A heaping platter of spaghetti and meatballs evokes a feeling of comfort—perfect for a family get-together. The stars of this dish are the meatballs, of course, and they don’t disappoint—lots of garlic and Parmigiano-Reggiano give them a robust flavor that stands up to the hearty tomato sauce.
For Tomato Sauce
- 168 oz canned whole tomatoes in juice (preferably San Marzano)
- 6 garlic cloves, finely chopped
- 1/2 cup extra virgin olive oil
- 2 medium onions, chopped
- Drain tomatoes, reserving juice in a large bowl. Crush tomatoes with your hands and add to juice.
- Cook onions in oil in pot over medium heat, stirring occasionally, until softened, about 10 minutes. Add garlic and cook, stirring occasionally, until softened, about 2 minutes. Stir in tomatoes with their juice, 4 tsp salt, and 1 tsp pepper. Simmer sauce, uncovered, stirring occasionally, until slightly thickened, 45 minutes to 1 hour. Season with salt.
For Meatballs
- 6 large eggs
- 1 cup olive oil or vegetable oil
- 11/2 lb ground beef (not lean)
- 11/2 lb ground pork
- 11/2 lb ground veal
- 1 tbsp grated lemon zest
- 1/4 cup finely chopped oregano or 1 tsp dried, crumbled
- 1/3 cup finely chopped flat-leaf parsley
- 2 cup grated Parmigiano-Reggiano cheese
- 3 cup whole milk
- 3 cup torn day-old Italian bread
- 10 garlic cloves, finely chopped
- 1/2 cup extra virgin olive oil
- 2 medium onions, finely chopped
- Cook onions in extra-virgin olive oil in a 12-inch heavy skillet over medium heat, stirring occasionally, until softened, about 10 minutes. Add garlic and cook, stirring occasionally, until softened, about 3 minutes. Transfer to a large bowl to cool.

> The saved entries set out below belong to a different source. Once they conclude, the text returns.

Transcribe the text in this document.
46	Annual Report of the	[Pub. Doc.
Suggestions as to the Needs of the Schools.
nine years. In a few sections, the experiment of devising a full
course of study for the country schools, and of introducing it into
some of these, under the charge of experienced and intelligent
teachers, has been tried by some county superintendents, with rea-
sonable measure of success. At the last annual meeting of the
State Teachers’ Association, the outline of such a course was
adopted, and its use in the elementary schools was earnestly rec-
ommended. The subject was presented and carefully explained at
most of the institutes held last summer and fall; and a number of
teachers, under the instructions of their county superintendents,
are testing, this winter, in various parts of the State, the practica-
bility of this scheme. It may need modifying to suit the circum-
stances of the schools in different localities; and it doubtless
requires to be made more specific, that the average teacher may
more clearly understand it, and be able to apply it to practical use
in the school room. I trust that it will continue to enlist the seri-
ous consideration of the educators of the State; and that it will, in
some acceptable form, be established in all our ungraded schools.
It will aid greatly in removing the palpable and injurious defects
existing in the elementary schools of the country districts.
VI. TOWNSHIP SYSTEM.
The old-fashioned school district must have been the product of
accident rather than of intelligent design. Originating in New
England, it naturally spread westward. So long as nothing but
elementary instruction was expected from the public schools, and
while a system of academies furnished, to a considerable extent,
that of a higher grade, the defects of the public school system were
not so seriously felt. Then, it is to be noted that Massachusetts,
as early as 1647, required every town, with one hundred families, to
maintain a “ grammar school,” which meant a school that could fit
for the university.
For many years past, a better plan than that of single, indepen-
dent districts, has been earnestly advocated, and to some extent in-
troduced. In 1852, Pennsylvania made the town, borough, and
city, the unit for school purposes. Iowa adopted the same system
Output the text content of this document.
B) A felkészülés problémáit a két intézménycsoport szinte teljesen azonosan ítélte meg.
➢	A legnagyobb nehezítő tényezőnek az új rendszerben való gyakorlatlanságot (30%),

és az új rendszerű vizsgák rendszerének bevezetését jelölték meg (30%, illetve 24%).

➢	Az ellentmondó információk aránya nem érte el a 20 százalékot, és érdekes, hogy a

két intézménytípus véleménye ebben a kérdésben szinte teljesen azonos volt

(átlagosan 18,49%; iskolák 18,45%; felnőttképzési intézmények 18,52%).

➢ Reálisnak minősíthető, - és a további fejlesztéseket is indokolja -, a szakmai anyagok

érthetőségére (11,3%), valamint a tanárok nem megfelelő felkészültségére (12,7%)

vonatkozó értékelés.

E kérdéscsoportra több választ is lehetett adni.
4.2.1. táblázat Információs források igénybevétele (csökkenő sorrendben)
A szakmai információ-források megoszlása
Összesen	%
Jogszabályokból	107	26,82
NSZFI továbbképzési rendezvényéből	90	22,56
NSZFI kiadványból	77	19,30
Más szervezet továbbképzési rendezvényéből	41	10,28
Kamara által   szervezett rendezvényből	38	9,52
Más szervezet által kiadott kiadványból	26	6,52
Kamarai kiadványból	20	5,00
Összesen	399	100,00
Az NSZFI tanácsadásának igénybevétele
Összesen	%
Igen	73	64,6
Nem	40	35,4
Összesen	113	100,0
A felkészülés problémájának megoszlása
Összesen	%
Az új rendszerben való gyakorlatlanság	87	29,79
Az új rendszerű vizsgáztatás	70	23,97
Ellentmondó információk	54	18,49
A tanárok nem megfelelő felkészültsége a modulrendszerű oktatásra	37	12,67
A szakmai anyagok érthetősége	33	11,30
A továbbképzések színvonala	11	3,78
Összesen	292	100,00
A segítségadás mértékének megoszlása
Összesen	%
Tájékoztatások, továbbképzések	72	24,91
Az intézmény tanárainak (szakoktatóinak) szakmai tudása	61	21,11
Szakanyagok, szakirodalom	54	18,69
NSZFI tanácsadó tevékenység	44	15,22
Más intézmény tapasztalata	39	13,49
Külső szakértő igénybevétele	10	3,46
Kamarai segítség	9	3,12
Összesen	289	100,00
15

- Soak bread in milk in another bowl until soft, about 5 minutes. Firmly squeeze bread to remove excess milk, discarding milk.
- Stir together cooled onion mixture, bread, eggs, parmesan, parsley, oregano, lemon zest, 5 1/2 tsp salt, and 1 1/2 tsp pepper until combined. Add meats to bread mixture, gently mixing with your hands until just combined (do not overmix).
- Form meat mixture into about 70 (1 1/2-inch) balls with dampened hands, arranging meatballs on 2 large baking sheets or in shallow baking pans.
- Heat olive or vegetable oil (1 cup) in a 12-inch heavy skillet (preferably nonstick) over medium-high heat until hot but not smoking, then brown meatballs in 4 or 5 batches (without crowding), turning frequently, about 5 minutes per batch. Return to baking sheets.
- Add meatballs to sauce and gently simmer, covered, stirring occasionally, until cooked through, 20 to 30 minutes. (If pot is not large enough, divide meatballs and sauce between 2 pots.)
For Pasta
- 2 lb dried spaghetti
- Cook spaghetti in 2 batches in pasta insert in boiling salted water (3 Tbsp salt for 6 qt water) until just al dente, draining and tossing each batch with some of sauce in a large serving dish.
- Serve with meatballs, remaining sauce, and grated cheese.
Garnish with grated Parmigiano-Reggiano.
Cooks’ notes:
Meatballs can be made and simmered in sauce 5 days ahead and chilled (covered once cool).
Meatballs with sauce can be frozen in an airtight container or heavy-duty sealable bags up to 3 months.